- Location of Bornholm Cable

Location
- Country: Sweden, Denmark
- Coordinates: 55°17′50″N 14°26′07″E﻿ / ﻿55.2972°N 14.4353°E

Ownership information
- Owner: Energinet

Technical information
- Capacity: 60 MW
- AC voltage: 60 kV

= Bornholm Cable =

Submarine AC power line between Sweden and Denmark

The Bornholm Cable is a submarine power cable under the Baltic Sea, connecting the power grid of the Danish island of Bornholm to the Swedish power grid owned by E.on with a capacity of 60 MW. It is owned by Energinet, previously by Östkraft.

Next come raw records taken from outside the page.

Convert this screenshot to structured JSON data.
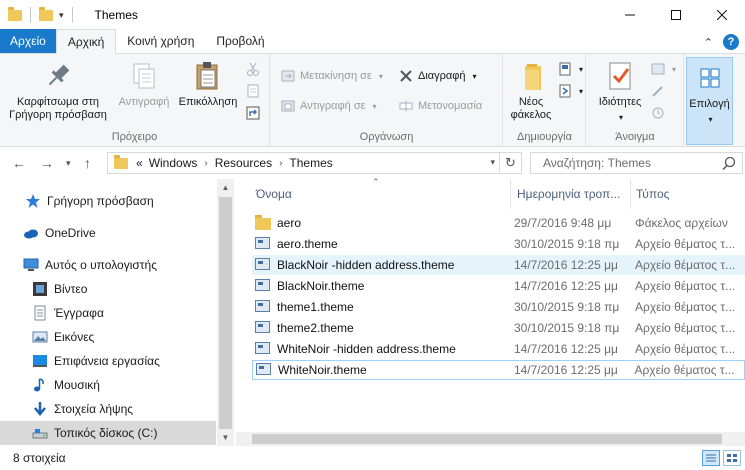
{
  "window": {
    "title": "Themes"
  },
  "tabs": [
    {
      "label": "Αρχείο"
    },
    {
      "label": "Αρχική"
    },
    {
      "label": "Κοινή χρήση"
    },
    {
      "label": "Προβολή"
    }
  ],
  "ribbon": {
    "clipboard": {
      "pin_label": "Καρφίτσωμα στη Γρήγορη πρόσβαση",
      "copy_label": "Αντιγραφή",
      "paste_label": "Επικόλληση",
      "group_label": "Πρόχειρο"
    },
    "organize": {
      "move_to_label": "Μετακίνηση σε",
      "copy_to_label": "Αντιγραφή σε",
      "delete_label": "Διαγραφή",
      "rename_label": "Μετονομασία",
      "group_label": "Οργάνωση"
    },
    "new": {
      "new_folder_label": "Νέος φάκελος",
      "group_label": "Δημιουργία"
    },
    "open": {
      "properties_label": "Ιδιότητες",
      "group_label": "Άνοιγμα"
    },
    "select": {
      "select_label": "Επιλογή"
    }
  },
  "address": {
    "overflow": "«",
    "crumbs": [
      "Windows",
      "Resources",
      "Themes"
    ],
    "search_placeholder": "Αναζήτηση: Themes"
  },
  "navpane": {
    "items": [
      {
        "label": "Γρήγορη πρόσβαση"
      },
      {
        "label": "OneDrive"
      },
      {
        "label": "Αυτός ο υπολογιστής"
      },
      {
        "label": "Βίντεο"
      },
      {
        "label": "Έγγραφα"
      },
      {
        "label": "Εικόνες"
      },
      {
        "label": "Επιφάνεια εργασίας"
      },
      {
        "label": "Μουσική"
      },
      {
        "label": "Στοιχεία λήψης"
      },
      {
        "label": "Τοπικός δίσκος (C:)"
      }
    ]
  },
  "filelist": {
    "columns": [
      "Όνομα",
      "Ημερομηνία τροπ...",
      "Τύπος"
    ],
    "rows": [
      {
        "name": "aero",
        "date": "29/7/2016 9:48 μμ",
        "type": "Φάκελος αρχείων",
        "kind": "folder"
      },
      {
        "name": "aero.theme",
        "date": "30/10/2015 9:18 πμ",
        "type": "Αρχείο θέματος τ...",
        "kind": "theme"
      },
      {
        "name": "BlackNoir -hidden address.theme",
        "date": "14/7/2016 12:25 μμ",
        "type": "Αρχείο θέματος τ...",
        "kind": "theme"
      },
      {
        "name": "BlackNoir.theme",
        "date": "14/7/2016 12:25 μμ",
        "type": "Αρχείο θέματος τ...",
        "kind": "theme"
      },
      {
        "name": "theme1.theme",
        "date": "30/10/2015 9:18 πμ",
        "type": "Αρχείο θέματος τ...",
        "kind": "theme"
      },
      {
        "name": "theme2.theme",
        "date": "30/10/2015 9:18 πμ",
        "type": "Αρχείο θέματος τ...",
        "kind": "theme"
      },
      {
        "name": "WhiteNoir -hidden address.theme",
        "date": "14/7/2016 12:25 μμ",
        "type": "Αρχείο θέματος τ...",
        "kind": "theme"
      },
      {
        "name": "WhiteNoir.theme",
        "date": "14/7/2016 12:25 μμ",
        "type": "Αρχείο θέματος τ...",
        "kind": "theme"
      }
    ]
  },
  "status": {
    "count": "8 στοιχεία"
  },
  "colors": {
    "accent": "#1979ca",
    "hover_row": "#e5f3fb",
    "selected_border": "#99d1ff"
  }
}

There is an agreement between Svenska kraftnät and Energinet about balancing the Bornholm grid.

== Cable sections ==
The cable sections are:

- Hasle substation to Bornholm coast: 1.4 km underground, 400 mm^{2} conductors at 60 kV
- Undersea section: 43.5 km, 240 mm^{2} conductors at 60 kV
- Swedish coast to cable terminal: 700 m underground, 400 mm^{2} conductors at 60 kV
- Cable terminal to Borrby substation: 4.2 km overhead line with 127 mm^{2} conductors at 60 kV
- Borrby substation to Tomelilla substation: 132 kV line with two circuits

== Outages ==
The undersea section has been repeatedly damaged: in 2004, in 2010 and in 2013. The damage in 2013 cost half a million Danish crowns per day, due to electricity price differences between Bornholm and southern Sweden and the costs of two ships waiting for calm weather to repair the cable.

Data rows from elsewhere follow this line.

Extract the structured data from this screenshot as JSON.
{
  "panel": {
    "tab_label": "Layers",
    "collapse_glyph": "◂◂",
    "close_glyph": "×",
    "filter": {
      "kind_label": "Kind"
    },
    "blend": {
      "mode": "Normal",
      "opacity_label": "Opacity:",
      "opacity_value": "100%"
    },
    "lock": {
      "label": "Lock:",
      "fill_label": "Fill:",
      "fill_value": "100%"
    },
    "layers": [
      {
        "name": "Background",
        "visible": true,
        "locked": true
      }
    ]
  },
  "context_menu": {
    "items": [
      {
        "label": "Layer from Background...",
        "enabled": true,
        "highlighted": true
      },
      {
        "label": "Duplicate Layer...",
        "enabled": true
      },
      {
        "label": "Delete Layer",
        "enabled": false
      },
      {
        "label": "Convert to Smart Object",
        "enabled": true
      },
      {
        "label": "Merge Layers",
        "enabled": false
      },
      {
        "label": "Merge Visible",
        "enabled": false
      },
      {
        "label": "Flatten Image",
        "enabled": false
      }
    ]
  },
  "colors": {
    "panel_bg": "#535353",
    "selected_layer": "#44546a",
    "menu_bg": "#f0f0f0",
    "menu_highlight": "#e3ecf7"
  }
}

Reserve generating capacity for when the cable is out of service is provided by coal power plants on Bornholm and by diesel generators to cover the start-up time of the coal plants. There is also a project using energy stored in electric vehicles as a backup supply for a period of hours.

In 2018, the cable was buried deeper in the seabed to prevent damage, but suffered failure due to a dragging ship anchor in early 2022.